Use this skill only if you trust the local capability-evolver and feishu-evolver-wrapper installations. Start with run_result.js or dry-run pipeline settings, avoid --eval_cmd unless you have reviewed the exact command, and do not pass untrusted report paths or benchmark data into the automatic evolution loop.
Findings (3)
Artifact-based informational review of SKILL.md, metadata, install specs, static scan signals, and capability signals. ClawScan does not execute the skill or run runtime probes.
A poorly reviewed eval_cmd or unsafe report path could run arbitrary local commands, read or modify workspace files, or print environment secrets into command output.
The optional evaluator command is interpolated into a shell string and executed by bash in the workspace with the inherited environment, without allowlisting or shell-safe argument handling.
const evalCmd = evalCmdTemplate.replace(/\{\{report\}\}/g, reportPath); const evalRes = runShell(evalCmd, workspaceRoot, {}); ... spawnSync('bash', ['-c', command], { cwd, ... env: Object.assign({}, process.env, extraEnv || {}) })Only use trusted evaluator commands.
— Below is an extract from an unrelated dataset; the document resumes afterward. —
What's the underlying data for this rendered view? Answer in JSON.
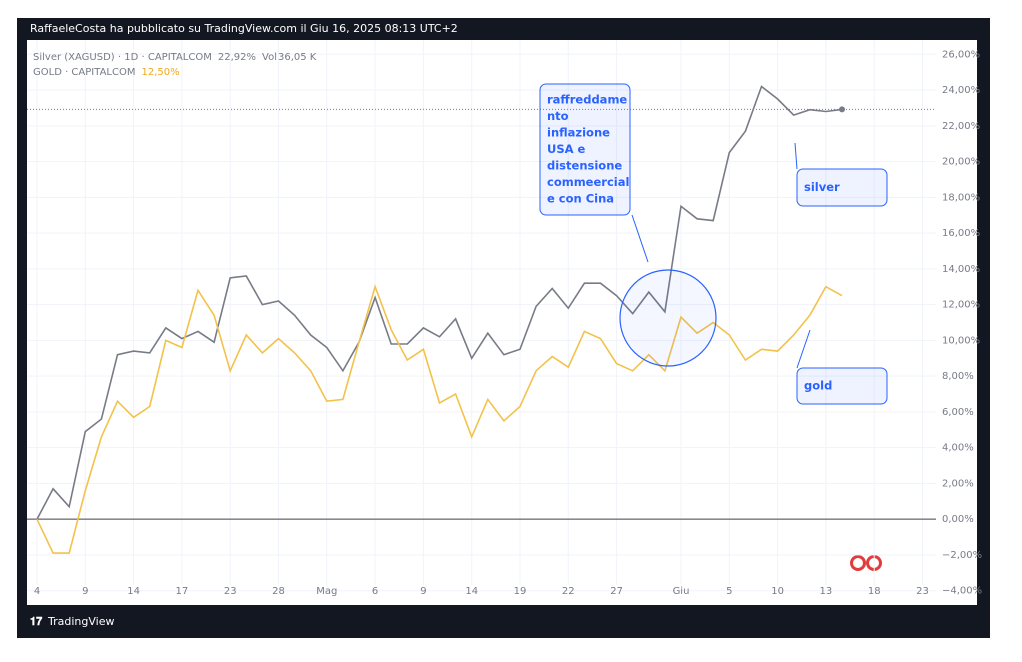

Prefer spawning a fixed executable with an argument array, quote or escape substituted paths, strip unnecessary environment variables, and require explicit approval before using --eval_cmd.
Actual behavior depends on other local skill packages outside this review; those packages could fail, change state, or perform actions the user did not evaluate here.
The pipeline imports and runs sibling skill code that is not included in this manifest or declared in the requirements, including a feishu-evolver-wrapper fallback not described in SKILL.md.
const capabilityDir = path.join(skillsDir, 'capability-evolver'); const feishuWrapperDir = path.join(skillsDir, 'feishu-evolver-wrapper'); ... rewardMod = require(path.join(feishuWrapperDir, 'src', 'gep', 'benchmarkReward.js'));
Declare and pin the required sibling skill dependencies, disclose the feishu wrapper fallback, and review capability-evolver/feishu-evolver-wrapper before running the pipeline.
Incorrect or untrusted benchmark reports can influence future curriculum or evolution decisions, and question-level benchmark data may be retained in local state.
Benchmark report contents are ingested into persistent reward/curriculum state and the resulting state path is returned.
const ingested = reward.ingestBenchmarkReport(report); ... state_path: reward.getStatePath(), report_path: reportPath
Use trusted benchmark reports, inspect the reported state path, and reset or remove the capability-evolver state if bad data was ingested.